Economics teaches us to always consider the opportunity costs of alternatives--that is, not to just evaluate the costs and benefits of one outcome but also to consider the costs and benefits of alternatives. The health insurance reform debate could benefit from an opportunity cost approach.
Critics of health insurance reform rail against the potential harms and shortcomings of the Democrats' reform plans. However, they seldom mention the actual problems caused by the exisitng health insurance system.
A number of stories this week remind us that the status quo in the health insurance market has significant problems. In an earlier post, I linked to the story about the 39 percent rate hike that Anthem Blue Cross of California is imposing on its customers. At Slate, Timothy Noah relates how BlueCross BlueShield of Texas systematically rejects and discriminates against applicants with health issues. And yesterday, the advocacy group, Health Care for America Now, reported that profits for the five largest U.S. health insurers rose in 2009 by 56 percent (not bad for the worst recession in half a century), while the companies reduced private coverage by 2.7 million customers.
Collectively, the stories show that the critics' health care horror stories already apply to the current system.
Rationing. Critics of health insurance reform warn that the Democrats' proposals will lead to rationing. At the hysterical end of the scare-mongering spectrum are Sarah Palin's (and others') claims that reform would lead to "death panels."
Anthem's actions and the Health Care for America Now report remind us, however, that rationing already happens in the existing insurance system and more generally in health care markets. In insurance markets, rationing happens through movements in the price of insurance. As prices go up, insurance purchases go down, either through people buying less coverage or by people dropping insurance coverage altogether. The Anthem premium hike is an outrageous example; nevertheless, it is rationing.
Timothy Noah's story reminds us that rationing also happens in other ways, such as when insurance companies limit the payments that they will make, the customers they will enroll, or the services that they will cover.
Rationing also occurs when certain services simply aren't offered because a provider can't make a living or a profit offering them.
Critics (and proponents) of health insurance need to be upfront in stating that rationing will and must happen. Health care is costly, and its supply is not limitless. It's not feasible to provide as much health care as everyone might possibly want. Rationing isn't a matter of whether but rather a matter of how.
Somebody's hands are already probably on your health care. The critics' mantra throughout the insurance reform debate has been for the government to keep its "hands off our health care." The critics neglect to tell you, however, that many hands are already all over most people's health care.
For market-based insurance, the supply, conditions, and price of insurance policies are set by a few business executives whose primarily goal isn't to provide as much service as possible but to obtain the highest profit possible. If increased service and increased profit coincide, consumers win; however, if service and profits don't coincide, consumers' interests will be thrown overboard. All of three stories that are referenced about show how firms can actually increase profits while serving fewer people.
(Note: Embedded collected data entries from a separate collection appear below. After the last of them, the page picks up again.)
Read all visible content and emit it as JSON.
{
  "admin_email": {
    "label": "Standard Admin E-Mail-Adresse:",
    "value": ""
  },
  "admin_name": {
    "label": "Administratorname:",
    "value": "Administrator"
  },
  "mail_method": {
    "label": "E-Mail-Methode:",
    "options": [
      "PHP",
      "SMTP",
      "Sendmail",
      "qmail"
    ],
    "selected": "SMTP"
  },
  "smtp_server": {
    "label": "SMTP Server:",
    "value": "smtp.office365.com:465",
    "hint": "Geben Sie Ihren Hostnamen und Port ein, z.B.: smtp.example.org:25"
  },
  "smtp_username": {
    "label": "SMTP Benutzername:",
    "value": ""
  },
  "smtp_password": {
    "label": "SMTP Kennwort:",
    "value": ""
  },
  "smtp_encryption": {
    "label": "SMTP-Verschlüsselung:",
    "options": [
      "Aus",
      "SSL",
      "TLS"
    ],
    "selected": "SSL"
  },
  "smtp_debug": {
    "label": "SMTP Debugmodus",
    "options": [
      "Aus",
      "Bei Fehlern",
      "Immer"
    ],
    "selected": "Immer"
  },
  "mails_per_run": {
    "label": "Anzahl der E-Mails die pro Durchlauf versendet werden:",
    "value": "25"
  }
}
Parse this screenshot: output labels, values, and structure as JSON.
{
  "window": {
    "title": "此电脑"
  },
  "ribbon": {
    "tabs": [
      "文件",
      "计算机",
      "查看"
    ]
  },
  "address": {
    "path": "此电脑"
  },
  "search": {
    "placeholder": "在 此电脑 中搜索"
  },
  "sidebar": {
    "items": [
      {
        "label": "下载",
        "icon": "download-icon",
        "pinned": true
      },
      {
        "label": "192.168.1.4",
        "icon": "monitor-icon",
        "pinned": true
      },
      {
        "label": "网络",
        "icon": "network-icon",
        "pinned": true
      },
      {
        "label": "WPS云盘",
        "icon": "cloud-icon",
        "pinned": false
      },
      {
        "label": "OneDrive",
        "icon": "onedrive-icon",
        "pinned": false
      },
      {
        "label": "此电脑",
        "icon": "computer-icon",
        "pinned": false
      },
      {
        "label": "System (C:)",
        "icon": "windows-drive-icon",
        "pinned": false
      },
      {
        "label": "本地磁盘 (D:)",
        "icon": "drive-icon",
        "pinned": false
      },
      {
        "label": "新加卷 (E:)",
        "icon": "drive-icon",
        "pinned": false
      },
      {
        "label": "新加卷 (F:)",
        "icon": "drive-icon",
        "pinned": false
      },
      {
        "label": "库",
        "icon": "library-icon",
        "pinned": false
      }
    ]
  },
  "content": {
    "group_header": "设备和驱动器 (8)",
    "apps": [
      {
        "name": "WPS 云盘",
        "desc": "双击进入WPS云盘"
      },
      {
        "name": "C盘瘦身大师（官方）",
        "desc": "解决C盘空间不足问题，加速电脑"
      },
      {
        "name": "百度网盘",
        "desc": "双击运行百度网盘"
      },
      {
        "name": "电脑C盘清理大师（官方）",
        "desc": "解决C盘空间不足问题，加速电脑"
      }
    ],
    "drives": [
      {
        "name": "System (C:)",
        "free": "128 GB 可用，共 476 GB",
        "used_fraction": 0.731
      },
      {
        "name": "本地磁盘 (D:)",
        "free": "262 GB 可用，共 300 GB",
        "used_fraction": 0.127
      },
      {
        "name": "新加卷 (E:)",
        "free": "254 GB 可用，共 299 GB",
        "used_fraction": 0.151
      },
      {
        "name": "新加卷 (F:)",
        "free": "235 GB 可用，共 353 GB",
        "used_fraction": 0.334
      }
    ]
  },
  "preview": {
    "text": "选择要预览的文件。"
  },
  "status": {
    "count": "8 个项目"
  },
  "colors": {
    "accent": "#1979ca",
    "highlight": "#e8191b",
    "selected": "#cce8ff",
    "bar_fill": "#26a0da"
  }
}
And this assumes that firms act in a rational way. Business owners are actually free to do as they want. Competitive markets act as a disciplining device, but they are a very harsh and imperfect device. If an owner does something and persists in something that the market won't support, the business fails. That provides a strong incentive to make profit-maximizing business decisions, but it doesn't prevent owners from making bone-headed decisions. If a bad decision results in a business failure, a lot of people can be hurt in the process. Thus, it's important to remember that one of the "hands" on private insurance policies is the "invisible hand."
You could lose your private insurance. In a market system, companies are free to offer insurance if they want to and mostly under the terms they want to. However, they are also free not to do these things. In addition, a company isn't compelled to offer insurance next year just because it offered insurance this year. If companies stop offering certain types of policies or go out of business, customers are left to fend for themselves.
Private markets provide lots of incentives for companies to supply products and services. When there are many potential suppliers and customers and when all of the potential market participants have adequate information about the goods being transacted, markets provide socially efficient outcomes on the whole.
Many insurance markets, however, have few competitors (are concentrated), which allows the existing monopoly or oligopoly suppliers to reduce the services that they offer and still enjoy a profit.
Also, insurance markets are characterized by asymmetric information. Customers have more information about their health needs than insurers. This can lead to certain types of insurance just not being offered at all.
Finally, as mentioned, competition, when it is applicable, often works through business failures.
Where does that leave us? The health insurance status quo is great for corporate profits. However, it leads our country to spend nearly twice as much per capita on health care than the next most expensive country. At the same time, it produces inferior health outcomes while still leaving approximately 46 million people in America uninsured and exposing many people to financial risk and bankruptcy.
The status quo redistributes income to the wealthy, costs too much, provides too little, and exposes people to unnecessary risk. To paraphrase Sarah Palin, that's how that free market-y insurance thing is working out for ya.